UPDATE: On 3/31/2020, the Board announced it will postpone the effective date to September 30, 2020.


OFAC designations and updates

OFAC has posted an SDN List Update adding one individual and updating an entity listing, both designated under the non-proliferation and Iran-related sanctions programs. For identification details see BankersOnline's OFAC Update


USCIS notice of revised I-9 form

U.S. Citizenship and Immigration Services has published [85 FR 5683] a notice announcing a new version of Form I-9, Employment Eligibility Verification. Employers must use Form I-9 to verify the identity and employment authorization of their employees. USCIS made minor changes to the form and its instructions.

Form I-9, Employment Eligibility Verification, with a version date of “(Rev. 10/21/2019)” is available for use beginning January 31, 2020. The prior version of Form I-9 (Rev. 07/17/2017 N) will be obsolete effective April 30, 2020. Employers do not need to complete the new Form I-9 (Rev. 10/21/2019) for current employees who already have a properly completed Form I-9 on file, unless reverification applies.

As of this morning (7:50 a.m., ET, 1/31/2020), USCIS had not yet posted the new version of the Form I-9 on its I-9, Employment Eligibility Verification page.


Otting testifies at House hearing

Comptroller of the Currency Joseph M. Otting testified yesterday during a hearing held by the House Financial Services Committee. He made an oral statement and presented written testimony discussing efforts to strengthen and modernize Community Reinvestment Act regulations, the condition of the federal banking system, the agency’s diversity and inclusion programs, and work to implement regulatory reform that encourages economic opportunity while ensuring banks operate in a safe, sound, and fair manner.


OFAC targets Russian aggression toward Ukraine

Treasury has announced OFAC's designation of eight individuals and one entity in response to Russia’s continued aggression toward Ukraine and attempted occupation of Crimea. Seven of these individuals were also designated yesterday by the European Union (EU). In addition to the United States, Canada designated these same individuals today as part of a coordinated action in a strong demonstration of the international community’s continued condemnation of Russia’s interference in Crimean politics. Additionally, OFAC designated one individual and one entity providing rail services in support of Russia’s efforts to deepen the economic integration of Russia and Crimea.

Identifying information on the individuals and entity designated by OFAC can be found in BankersOnline's OFAC Update.


OCC workshops in DC

The OCC reports it will host two workshops at OCC Headquarters in Washington, D.C., March 17 and 18, for directors of national community banks and federal savings associations.
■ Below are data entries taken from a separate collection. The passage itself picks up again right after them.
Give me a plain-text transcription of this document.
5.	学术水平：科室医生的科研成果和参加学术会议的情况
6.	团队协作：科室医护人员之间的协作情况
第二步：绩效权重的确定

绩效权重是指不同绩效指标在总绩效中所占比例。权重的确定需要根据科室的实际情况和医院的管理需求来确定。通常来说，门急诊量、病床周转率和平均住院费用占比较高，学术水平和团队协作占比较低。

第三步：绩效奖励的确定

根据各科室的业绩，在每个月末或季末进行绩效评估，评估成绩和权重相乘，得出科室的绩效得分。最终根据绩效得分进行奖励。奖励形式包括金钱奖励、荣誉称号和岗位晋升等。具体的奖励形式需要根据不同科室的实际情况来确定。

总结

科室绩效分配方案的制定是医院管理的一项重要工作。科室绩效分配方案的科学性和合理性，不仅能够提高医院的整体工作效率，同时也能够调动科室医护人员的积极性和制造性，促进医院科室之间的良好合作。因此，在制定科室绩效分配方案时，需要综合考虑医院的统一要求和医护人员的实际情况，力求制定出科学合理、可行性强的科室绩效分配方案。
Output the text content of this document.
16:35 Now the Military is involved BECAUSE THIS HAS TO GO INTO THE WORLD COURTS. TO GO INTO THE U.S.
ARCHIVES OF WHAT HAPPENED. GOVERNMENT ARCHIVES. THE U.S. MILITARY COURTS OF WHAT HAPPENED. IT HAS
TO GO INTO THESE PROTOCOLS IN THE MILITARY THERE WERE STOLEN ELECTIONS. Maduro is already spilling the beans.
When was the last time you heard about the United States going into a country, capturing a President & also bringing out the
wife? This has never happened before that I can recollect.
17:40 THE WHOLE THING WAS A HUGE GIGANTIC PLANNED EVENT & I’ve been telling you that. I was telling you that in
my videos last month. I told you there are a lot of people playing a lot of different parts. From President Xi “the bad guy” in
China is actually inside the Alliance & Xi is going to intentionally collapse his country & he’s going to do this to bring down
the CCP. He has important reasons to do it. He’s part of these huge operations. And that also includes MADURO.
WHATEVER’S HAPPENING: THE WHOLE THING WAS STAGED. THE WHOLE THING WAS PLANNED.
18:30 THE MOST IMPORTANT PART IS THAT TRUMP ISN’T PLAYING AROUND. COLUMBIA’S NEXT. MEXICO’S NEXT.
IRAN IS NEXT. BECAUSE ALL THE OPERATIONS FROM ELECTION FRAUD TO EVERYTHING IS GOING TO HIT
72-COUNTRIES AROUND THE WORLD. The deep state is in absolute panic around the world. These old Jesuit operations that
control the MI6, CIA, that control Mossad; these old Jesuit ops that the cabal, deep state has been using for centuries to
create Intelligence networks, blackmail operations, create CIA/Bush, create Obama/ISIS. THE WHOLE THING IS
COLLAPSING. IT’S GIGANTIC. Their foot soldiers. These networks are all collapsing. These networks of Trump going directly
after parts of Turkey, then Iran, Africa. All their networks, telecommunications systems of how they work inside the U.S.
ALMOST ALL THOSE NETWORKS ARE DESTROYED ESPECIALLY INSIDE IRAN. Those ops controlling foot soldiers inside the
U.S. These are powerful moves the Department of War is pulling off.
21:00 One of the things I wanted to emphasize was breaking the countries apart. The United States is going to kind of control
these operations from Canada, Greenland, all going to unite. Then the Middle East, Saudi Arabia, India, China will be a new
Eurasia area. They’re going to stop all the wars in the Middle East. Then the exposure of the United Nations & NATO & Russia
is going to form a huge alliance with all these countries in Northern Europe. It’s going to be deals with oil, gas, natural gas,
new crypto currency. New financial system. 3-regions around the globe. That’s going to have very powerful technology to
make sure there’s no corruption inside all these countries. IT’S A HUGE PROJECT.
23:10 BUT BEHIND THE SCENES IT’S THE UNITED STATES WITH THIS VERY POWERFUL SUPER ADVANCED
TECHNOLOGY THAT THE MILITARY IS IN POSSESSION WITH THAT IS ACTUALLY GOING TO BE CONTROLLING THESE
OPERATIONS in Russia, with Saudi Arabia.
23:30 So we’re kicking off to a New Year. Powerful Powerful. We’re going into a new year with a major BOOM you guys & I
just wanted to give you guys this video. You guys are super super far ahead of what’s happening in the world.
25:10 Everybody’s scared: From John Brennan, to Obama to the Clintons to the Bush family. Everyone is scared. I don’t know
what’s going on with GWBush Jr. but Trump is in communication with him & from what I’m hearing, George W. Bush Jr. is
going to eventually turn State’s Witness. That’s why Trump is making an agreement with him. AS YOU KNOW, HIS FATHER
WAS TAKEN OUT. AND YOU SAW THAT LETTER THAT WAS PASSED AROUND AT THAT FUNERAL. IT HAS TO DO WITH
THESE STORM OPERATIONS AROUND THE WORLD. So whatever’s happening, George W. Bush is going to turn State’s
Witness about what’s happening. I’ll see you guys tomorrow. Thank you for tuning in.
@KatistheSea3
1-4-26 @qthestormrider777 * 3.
  • The Risk Governance workshop on March 17 provides practical information for directors to effectively measure and manage risks. The workshop also focuses on the OCC’s approach to risk-based supervision and major risks in the financial industry.
  • The Compliance Risk workshop on March 18 focuses on the critical elements of an effective compliance risk management program, and on major compliance risks and critical regulations. Topics of discussion include the Bank Secrecy Act, Flood Disaster Protection Act, Fair Lending, Home Mortgage Disclosure Act, Community Reinvestment Act, and other compliance hot topics.

Each workshop is limited to the first 35 registrants, and there is a $99 fee. Online registration is available.